Mix all the flour in a basin. Add salt, broken pepper and cumin seeds. Add the buttermilk and mix well. Add more water to make a thin batter without any lumps. The batter should not be very thick or of medium consistency and not too thin. Now heat oil in a kadai and add mustard seeds. After the crackling of mustard seeds add green chillies, ginger and curry leaves. Mix well. Keep aside for 15 to 20 minutes.

Heat the tava or a non stick tava in the stove. Pour some oil on the surface and spread it with a slice of onion or paper napkin. With a ladle pour the batter from the edger towards the centre. Sprinkle oil. After the base became golden brown flip and cook the other side. After both sides are cooked well remove the dosa from the tava. Prepare all the dosas like this way. Serve hot with Coconut chutney, Tomato Chutney or Sambar or Onion chutney. You can add finely chopped onions in the batter to make onion rava dosa and it should be served hot.



Tuesday, March 15, 2016

Baingan Rice/Kathirikay Sadham!

Ingredients for 4 persons

Baingan 1/4 kg (Brinjal)

Big onion medium size 2

Green Chillies 2 nos.

Red chillies    2 nos.

Turmeric powder 1/4 tea spoon

Salt according to taste

Asafoetida (optional)

Lemon juice One table Spoon

Raw Rice one cup. Cook the rice in a cooker and keep it aside. Add some cooking oil to the cooked rice and mix well. Let it cool.

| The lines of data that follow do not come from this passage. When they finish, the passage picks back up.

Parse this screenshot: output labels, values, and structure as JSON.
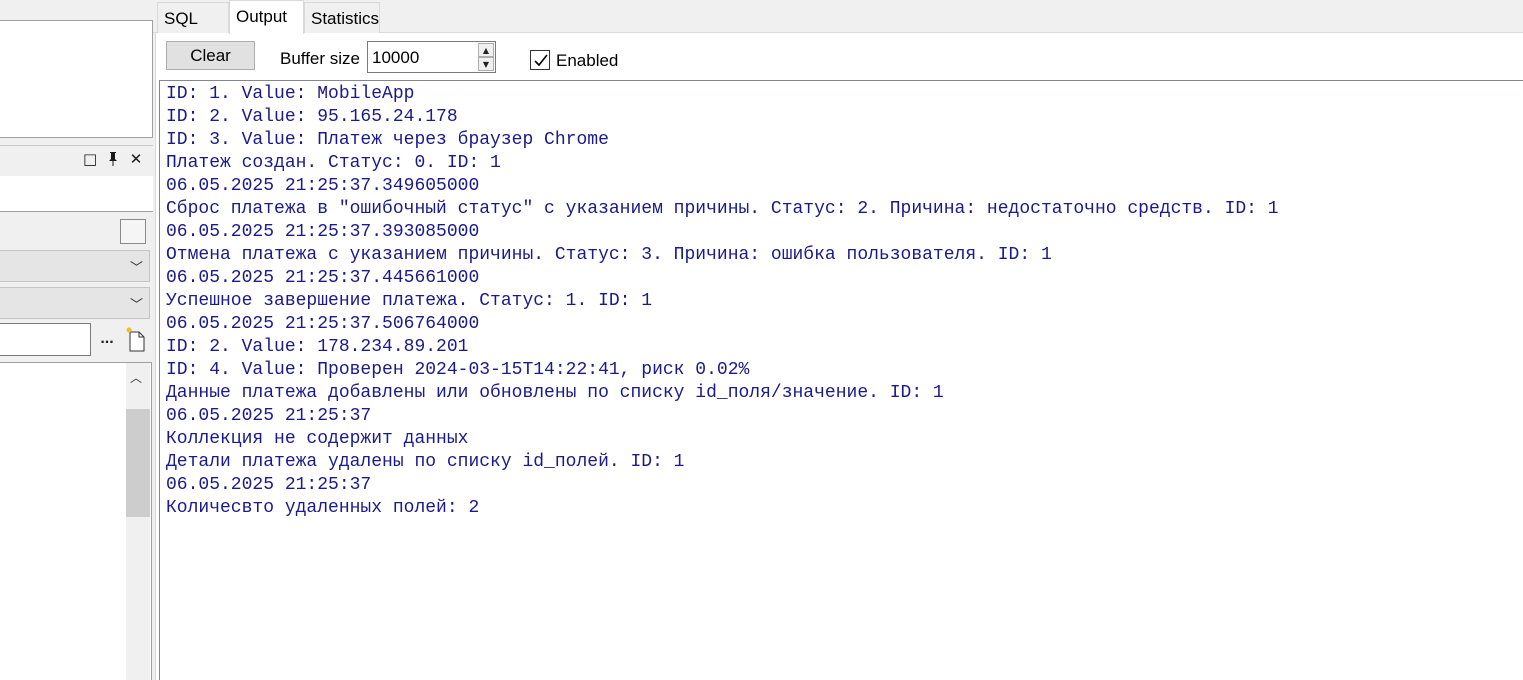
{
  "tabs": [
    {
      "label": "SQL",
      "active": false
    },
    {
      "label": "Output",
      "active": true
    },
    {
      "label": "Statistics",
      "active": false
    }
  ],
  "toolbar": {
    "clear_label": "Clear",
    "buffer_label": "Buffer size",
    "buffer_value": "10000",
    "enabled_label": "Enabled",
    "enabled_checked": true
  },
  "left_panel": {
    "ellipsis_label": "...",
    "icons": [
      "restore-icon",
      "pin-icon",
      "close-icon",
      "chevron-down-icon",
      "new-file-icon",
      "scroll-up-icon"
    ]
  },
  "output_lines": [
    "ID: 1. Value: MobileApp",
    "ID: 2. Value: 95.165.24.178",
    "ID: 3. Value: Платеж через браузер Chrome",
    "Платеж создан. Статус: 0. ID: 1",
    "06.05.2025 21:25:37.349605000",
    "Сброс платежа в \"ошибочный статус\" с указанием причины. Статус: 2. Причина: недостаточно средств. ID: 1",
    "06.05.2025 21:25:37.393085000",
    "Отмена платежа с указанием причины. Статус: 3. Причина: ошибка пользователя. ID: 1",
    "06.05.2025 21:25:37.445661000",
    "Успешное завершение платежа. Статус: 1. ID: 1",
    "06.05.2025 21:25:37.506764000",
    "ID: 2. Value: 178.234.89.201",
    "ID: 4. Value: Проверен 2024-03-15T14:22:41, риск 0.02%",
    "Данные платежа добавлены или обновлены по списку id_поля/значение. ID: 1",
    "06.05.2025 21:25:37",
    "Коллекция не содержит данных",
    "Детали платежа удалены по списку id_полей. ID: 1",
    "06.05.2025 21:25:37",
    "Количесвто удаленных полей: 2"
  ],
  "colors": {
    "output_text": "#1a1a8c",
    "background": "#f0f0f0"
  }
}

Cooking oil for Tempering and for cooking One tablespoon

For tempering

Mustard , Urad dhal, Channa Dhal each one teaspoon. You can also add ground nuts, according to your taste.

Kadi patha  two teaspoon

coriander leaves finely chopped two teaspoons

For masala: In a dry pan fry Cinnaman sticks 2 to4, Aniseeds one teaspoon, One Big black cardamom, 2 cloves and grind it in a mixie jar. Keep it aside.

Now heat a pan or kadai in a gas stove. Pour the cooking oil. Heat the oil and add mustard seeds. After it crackles add urad dhal, channa dhal and ground nuts. Let it roast for one or two minutes. After that add  chopped green chillies and Red chillies. Add kadipatha and hing powder also. Now add the chopped onions and fry it till it becomes brown. Then add the already chopped brinjals and add turmeric powder. Cook the brinjal till it becomes soft. Now add the masala powder and required salt. Cook for another two minutes. Remove from the heat and gently mix it with the already cooked rice. Now add the coriander leaves and leman juice. Mix well and carefully. Serve with any type of Raitha!.





Friday, January 1, 2016

Mangaloru Neer Dosa, Venkatesh Bhat's Recipe!

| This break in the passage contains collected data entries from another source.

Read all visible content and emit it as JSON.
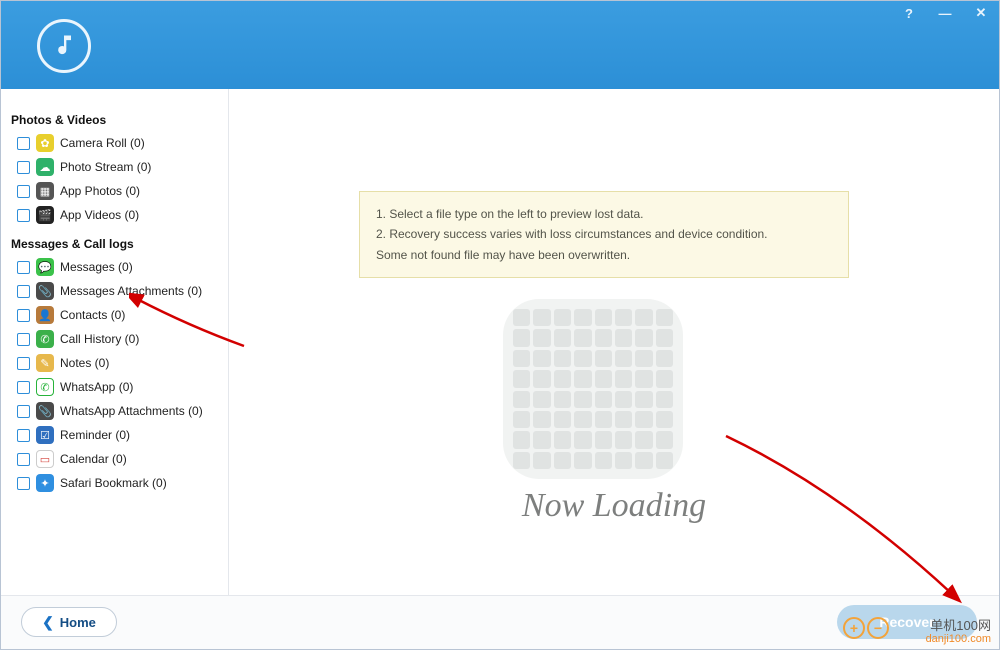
{
  "titlebar": {
    "help": "?",
    "minimize": "—",
    "close": "✕"
  },
  "sidebar": {
    "sections": [
      {
        "title": "Photos & Videos",
        "items": [
          {
            "name": "camera-roll",
            "label": "Camera Roll (0)",
            "icon_bg": "#e8cf2d",
            "glyph": "✿"
          },
          {
            "name": "photo-stream",
            "label": "Photo Stream (0)",
            "icon_bg": "#2fb16a",
            "glyph": "☁"
          },
          {
            "name": "app-photos",
            "label": "App Photos (0)",
            "icon_bg": "#555555",
            "glyph": "▦"
          },
          {
            "name": "app-videos",
            "label": "App Videos (0)",
            "icon_bg": "#222222",
            "glyph": "🎬"
          }
        ]
      },
      {
        "title": "Messages & Call logs",
        "items": [
          {
            "name": "messages",
            "label": "Messages (0)",
            "icon_bg": "#3bc24a",
            "glyph": "💬"
          },
          {
            "name": "messages-attachments",
            "label": "Messages Attachments (0)",
            "icon_bg": "#4a4a4a",
            "glyph": "📎"
          },
          {
            "name": "contacts",
            "label": "Contacts (0)",
            "icon_bg": "#b77a3b",
            "glyph": "👤"
          },
          {
            "name": "call-history",
            "label": "Call History (0)",
            "icon_bg": "#3bb04a",
            "glyph": "✆"
          },
          {
            "name": "notes",
            "label": "Notes (0)",
            "icon_bg": "#e7b84c",
            "glyph": "✎"
          },
          {
            "name": "whatsapp",
            "label": "WhatsApp (0)",
            "icon_bg": "#ffffff",
            "glyph": "✆",
            "fg": "#27b33a",
            "border": "1px solid #27b33a"
          },
          {
            "name": "whatsapp-attachments",
            "label": "WhatsApp Attachments (0)",
            "icon_bg": "#4a4a4a",
            "glyph": "📎"
          },
          {
            "name": "reminder",
            "label": "Reminder (0)",
            "icon_bg": "#2f6fbf",
            "glyph": "☑"
          },
          {
            "name": "calendar",
            "label": "Calendar (0)",
            "icon_bg": "#ffffff",
            "glyph": "▭",
            "fg": "#d4403a",
            "border": "1px solid #ccc"
          },
          {
            "name": "safari-bookmark",
            "label": "Safari Bookmark (0)",
            "icon_bg": "#2f8fe0",
            "glyph": "✦"
          }
        ]
      }
    ]
  },
  "main": {
    "info_line1": "1. Select a file type on the left to preview lost data.",
    "info_line2": "2. Recovery success varies with loss circumstances and device condition.",
    "info_line3": "Some not found file may have been overwritten.",
    "loading_text": "Now Loading"
  },
  "footer": {
    "home_label": "Home",
    "recover_label": "Recover"
  },
  "watermark": {
    "title": "单机100网",
    "domain": "danji100.com"
  }
}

Now we are going to prepare Mangalore type dosai. It is called " Neer Dosai!"  The ingredients for the Neer Dosai:

Raw Rice one cup or two cups according to the persons in the house. for two persons one cup rice is enough.

Coconut grated one cup for two cups of rice take one and a half cup grated coconut.

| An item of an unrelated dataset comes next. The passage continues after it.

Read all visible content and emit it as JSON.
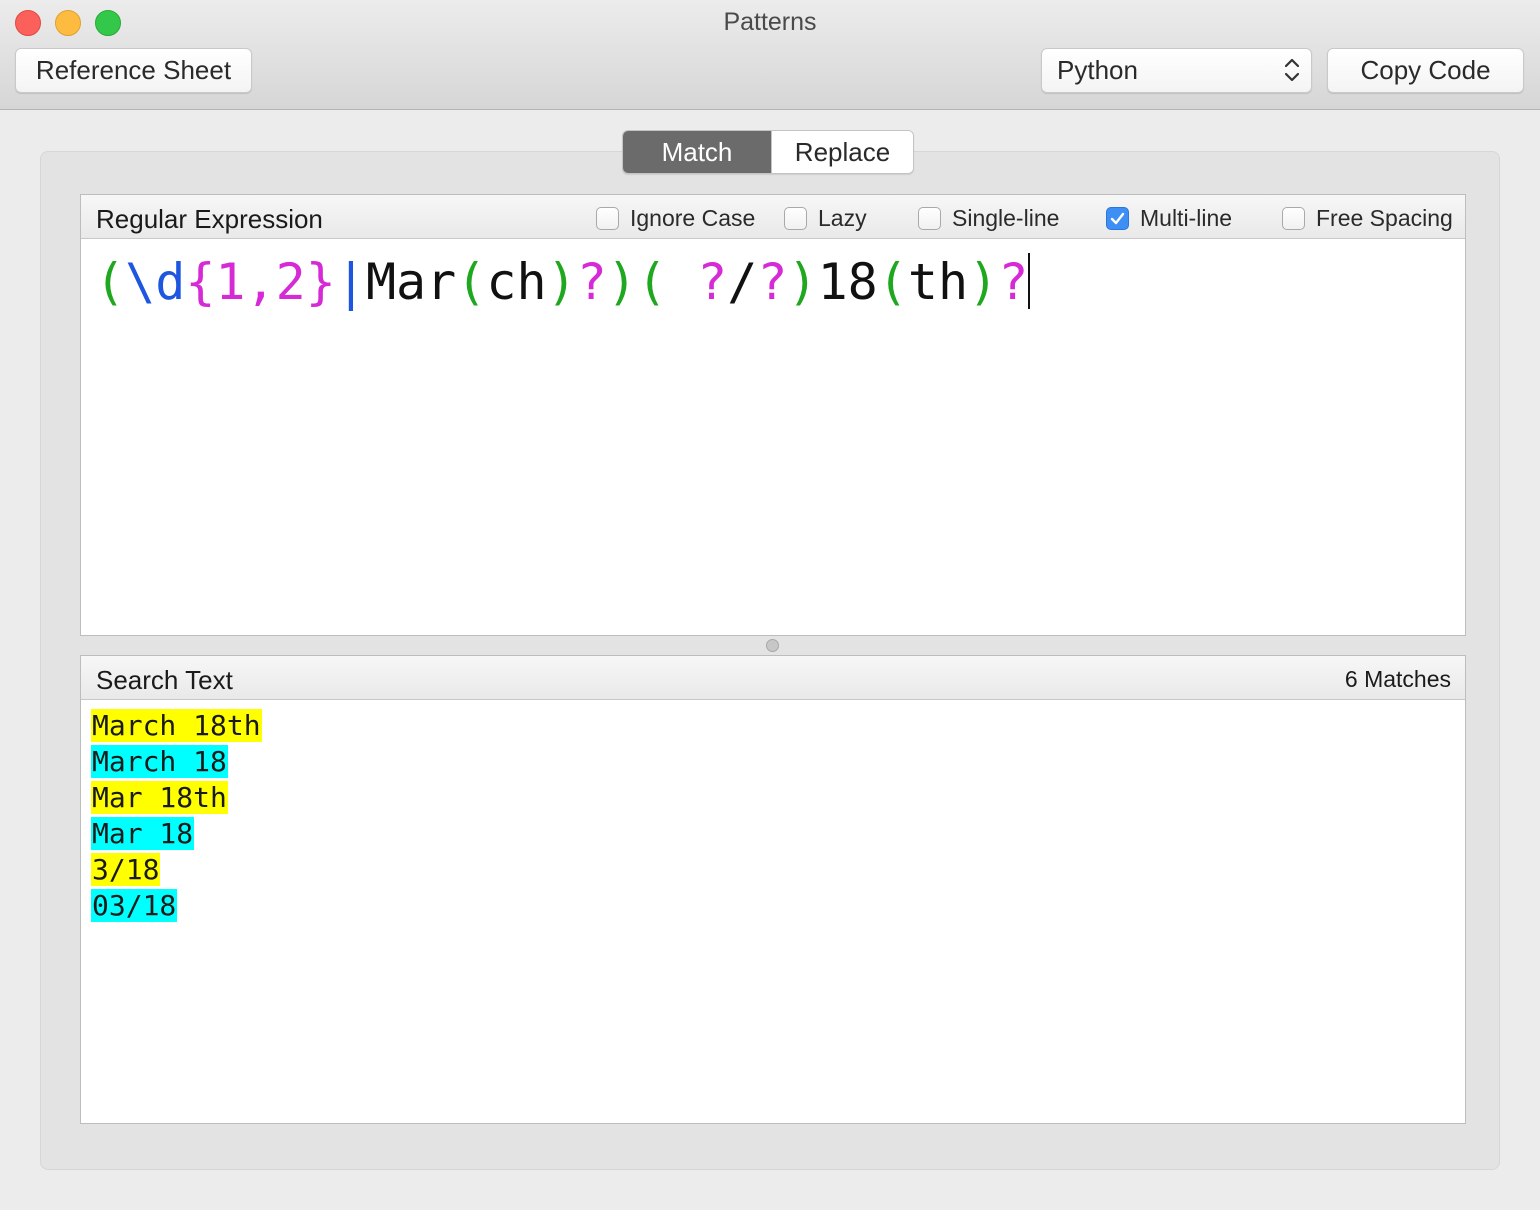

Clean and soak the rice in water for atleast 8 hours. Remove the excess water in the soaked rice and grated coconut , put it in a mixie jar, grind it to a fine paste. (just like paint) Add required salt and one teaspoon sugar to the batter. Keep it for half an hour. If the batter is thick add some water. Make it thin enough.
  

Heat a tawa in the stove and sprinkle some gingley oil and spread it with the help of a paper towel. Now pour the dosa batter. While pouring  quickly spread the batter in a circular manner to get a thin and round dosa.


Pour one spoon gingley oil on the top and edges and cover the tawa with a plate.



Let it cook for atleast 2 minutes. And remove the plate ! Your dosa is ready to serve.



It wil be very tasty with tomato chutney and onion chutney.